工事の苦情
「はい。こちら――」
「市役所だな?」
「ええ、はい。そうでございます」
「工事の苦情で電話したんだが」
「あ、はい、ですがそれですと工事業者に――」
「番号がわからないからここに電話したんだ。それにこれは市が許可したものだろう? お前らが言えばすぐにやめるはずだ。さあ、はやくやめさせろ。地下の工事! 新しくまた住居を作ってるんだってな!」
「ええ、はい、そうでございます。ご存じのとおり、人口過密が深刻な社会問題でして、はい」
「わかるよ、その気持ちは。だが、とっとと中止にするよう言え」
「はい、あ、いいえ。ええと、それで、騒音の苦情でございますか? 近隣住民の方にはご迷惑をおかけする旨を事前にお知らせして――」
「聞いちゃいないよそんなもんは! いや、事前に聞いてても納得できん!」
「ははぁ、申し訳ございません。ですが……因みに地下の工事と言うのは、ええと現在、掘削作業中のものですね? でしたらもうすぐ完了する予定ですので騒音も収まるのではと」
「それじゃ遅いんだよ! はやく、早くやめさせねえか!」
「ええ、大変申し訳ございません。
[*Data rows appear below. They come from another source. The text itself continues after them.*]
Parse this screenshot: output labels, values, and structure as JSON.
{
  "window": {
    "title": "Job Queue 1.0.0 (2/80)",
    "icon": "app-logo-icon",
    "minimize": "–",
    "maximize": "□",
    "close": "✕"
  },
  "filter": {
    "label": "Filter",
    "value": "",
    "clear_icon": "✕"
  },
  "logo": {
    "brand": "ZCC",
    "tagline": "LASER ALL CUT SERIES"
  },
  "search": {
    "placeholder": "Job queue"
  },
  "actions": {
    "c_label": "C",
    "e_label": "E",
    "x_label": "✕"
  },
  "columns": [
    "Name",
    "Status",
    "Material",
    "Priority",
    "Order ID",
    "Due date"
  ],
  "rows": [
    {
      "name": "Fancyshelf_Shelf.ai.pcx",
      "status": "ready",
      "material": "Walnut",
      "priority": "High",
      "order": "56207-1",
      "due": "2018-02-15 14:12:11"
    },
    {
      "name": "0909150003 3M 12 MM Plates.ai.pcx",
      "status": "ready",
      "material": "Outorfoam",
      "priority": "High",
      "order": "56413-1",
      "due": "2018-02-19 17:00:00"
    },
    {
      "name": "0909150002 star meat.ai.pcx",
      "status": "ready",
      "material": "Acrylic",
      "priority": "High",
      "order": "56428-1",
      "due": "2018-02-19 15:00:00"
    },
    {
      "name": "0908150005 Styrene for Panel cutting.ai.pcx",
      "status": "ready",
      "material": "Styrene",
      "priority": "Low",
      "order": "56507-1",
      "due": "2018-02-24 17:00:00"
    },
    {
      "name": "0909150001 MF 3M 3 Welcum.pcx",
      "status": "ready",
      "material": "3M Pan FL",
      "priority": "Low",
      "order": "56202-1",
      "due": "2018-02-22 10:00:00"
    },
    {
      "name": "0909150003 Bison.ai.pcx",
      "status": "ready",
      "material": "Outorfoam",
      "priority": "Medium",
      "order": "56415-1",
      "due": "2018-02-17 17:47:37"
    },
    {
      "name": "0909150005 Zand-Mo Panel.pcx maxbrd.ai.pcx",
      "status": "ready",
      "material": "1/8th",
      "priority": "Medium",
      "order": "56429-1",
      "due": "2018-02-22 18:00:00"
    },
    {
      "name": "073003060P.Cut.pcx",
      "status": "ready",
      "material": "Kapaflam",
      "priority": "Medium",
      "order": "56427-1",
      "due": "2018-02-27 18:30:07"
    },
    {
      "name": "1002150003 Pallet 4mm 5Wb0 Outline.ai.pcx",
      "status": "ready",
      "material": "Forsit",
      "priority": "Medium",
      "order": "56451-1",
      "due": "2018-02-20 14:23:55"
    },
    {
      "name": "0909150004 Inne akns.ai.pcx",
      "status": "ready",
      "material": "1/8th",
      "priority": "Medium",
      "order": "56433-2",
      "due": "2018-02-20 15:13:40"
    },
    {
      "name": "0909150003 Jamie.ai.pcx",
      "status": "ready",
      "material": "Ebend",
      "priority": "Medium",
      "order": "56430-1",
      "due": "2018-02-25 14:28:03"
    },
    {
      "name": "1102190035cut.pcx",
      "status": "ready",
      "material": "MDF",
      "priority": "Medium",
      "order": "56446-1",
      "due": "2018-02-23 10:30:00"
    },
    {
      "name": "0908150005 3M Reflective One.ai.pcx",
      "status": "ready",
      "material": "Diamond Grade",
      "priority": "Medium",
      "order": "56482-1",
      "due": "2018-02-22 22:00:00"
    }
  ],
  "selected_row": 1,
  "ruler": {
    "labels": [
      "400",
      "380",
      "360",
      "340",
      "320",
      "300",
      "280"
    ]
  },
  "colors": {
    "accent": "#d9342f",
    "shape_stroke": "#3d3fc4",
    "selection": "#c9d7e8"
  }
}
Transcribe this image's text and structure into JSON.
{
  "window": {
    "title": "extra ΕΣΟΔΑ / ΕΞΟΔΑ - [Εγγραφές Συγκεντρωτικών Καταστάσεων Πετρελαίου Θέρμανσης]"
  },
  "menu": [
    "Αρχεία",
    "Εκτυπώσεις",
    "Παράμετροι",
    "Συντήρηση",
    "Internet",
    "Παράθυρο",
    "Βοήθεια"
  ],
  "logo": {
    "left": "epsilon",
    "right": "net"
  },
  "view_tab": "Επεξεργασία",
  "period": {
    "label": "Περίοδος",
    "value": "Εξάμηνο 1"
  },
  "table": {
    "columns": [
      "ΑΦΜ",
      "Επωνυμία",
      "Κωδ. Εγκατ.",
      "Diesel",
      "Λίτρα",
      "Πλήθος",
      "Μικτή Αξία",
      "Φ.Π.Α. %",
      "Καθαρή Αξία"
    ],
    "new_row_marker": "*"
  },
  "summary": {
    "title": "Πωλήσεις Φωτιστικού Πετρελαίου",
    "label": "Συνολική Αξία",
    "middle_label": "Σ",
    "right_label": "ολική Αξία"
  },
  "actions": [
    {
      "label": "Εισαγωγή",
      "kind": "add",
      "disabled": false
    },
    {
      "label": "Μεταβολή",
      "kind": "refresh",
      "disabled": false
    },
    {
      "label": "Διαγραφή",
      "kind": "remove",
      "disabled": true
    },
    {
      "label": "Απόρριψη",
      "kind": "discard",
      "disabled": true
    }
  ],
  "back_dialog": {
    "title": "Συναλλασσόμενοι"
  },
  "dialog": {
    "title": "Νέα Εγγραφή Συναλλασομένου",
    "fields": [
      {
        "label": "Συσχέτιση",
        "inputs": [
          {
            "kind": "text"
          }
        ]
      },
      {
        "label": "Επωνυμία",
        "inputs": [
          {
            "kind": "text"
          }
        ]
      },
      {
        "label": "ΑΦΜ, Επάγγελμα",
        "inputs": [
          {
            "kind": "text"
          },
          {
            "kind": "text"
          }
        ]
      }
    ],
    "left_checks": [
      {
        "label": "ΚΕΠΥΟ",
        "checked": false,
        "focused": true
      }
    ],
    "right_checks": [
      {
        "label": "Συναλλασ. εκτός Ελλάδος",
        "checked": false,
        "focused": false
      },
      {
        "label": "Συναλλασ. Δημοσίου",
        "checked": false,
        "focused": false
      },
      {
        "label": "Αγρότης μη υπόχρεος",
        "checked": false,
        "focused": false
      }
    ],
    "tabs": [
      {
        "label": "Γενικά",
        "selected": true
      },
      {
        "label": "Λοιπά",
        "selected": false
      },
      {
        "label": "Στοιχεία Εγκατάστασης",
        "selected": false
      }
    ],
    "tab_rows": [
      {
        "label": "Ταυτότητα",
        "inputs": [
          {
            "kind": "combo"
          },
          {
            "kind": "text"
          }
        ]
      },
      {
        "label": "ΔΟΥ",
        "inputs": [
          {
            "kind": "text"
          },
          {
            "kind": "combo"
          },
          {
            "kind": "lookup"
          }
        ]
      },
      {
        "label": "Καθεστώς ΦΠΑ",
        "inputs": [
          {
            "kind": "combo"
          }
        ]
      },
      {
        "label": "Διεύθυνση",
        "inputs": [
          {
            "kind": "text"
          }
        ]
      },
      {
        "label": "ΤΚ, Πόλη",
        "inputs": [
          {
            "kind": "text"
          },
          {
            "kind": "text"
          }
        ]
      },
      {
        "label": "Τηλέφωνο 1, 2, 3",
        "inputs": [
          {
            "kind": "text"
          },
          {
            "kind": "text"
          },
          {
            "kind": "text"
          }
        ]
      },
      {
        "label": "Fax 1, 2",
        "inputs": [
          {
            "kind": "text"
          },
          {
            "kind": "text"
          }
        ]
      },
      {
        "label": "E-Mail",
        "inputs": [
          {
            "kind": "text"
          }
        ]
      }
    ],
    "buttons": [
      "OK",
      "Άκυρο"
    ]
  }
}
あの、近隣住民の方ですか?」
「そーだよ! ん、おい、何だ? 疑っているのか?」
「いえいえとんでもございません。ただ……市や県をまたいでクレームを入れてくる方もいるにはいますので、はい」
「……俺がそうだって言いたいのかよ」
「とんでもございません! ですが、住所とお名前をお伺いしてもよろしいでしょうか? 確かなお声として上司に報告をさせていただきますので、はい」
「だからそんな悠長なこと言ってられないんだよ! 俺だってなぁ、お前らがいいなら別にそれでもいいんだ! でも上司が言うからこうしてあれこれ調べて電話したんだろうが」
「はあ、上司の方が苦情を……。ええと、そちらは住居ではなく、お勤め先ですか?」
「まあ、家みたいなもんだがな」
「そうですか……妙ですね。現在作業中のエリアの上には、三十階を遡っても会社のご登録はありませんが……もしや、非合法の……」
「おい、何だってんだよ! さっきからグダグダとよぉ!」
「いえいえ、あー、そういうわけですか。道理で言葉遣いが、なるほど……」
「ああ? なんだてめえ」
「いえいえ! おかげ様で世界最大規模の地下施設でございますので、はい。工事の段階で色々な輩が威光にあやかろうと、せしめようと、おこぼれにあずかろうとするものでして。しかし、暴力団の方とはお取引はしませんので、はい、ではこれにて――」
「あ、おい! クソッ、切りやがった! あーあー! もう知るか!」
彼はそう言うと部屋から出て、上を見上げた。
パラパラと落ちる石のかけら。そこから僅かに見えるドリルの先端。
地の底。地獄の亡者たちは折り重なるようにして、穴があくのを待っていた。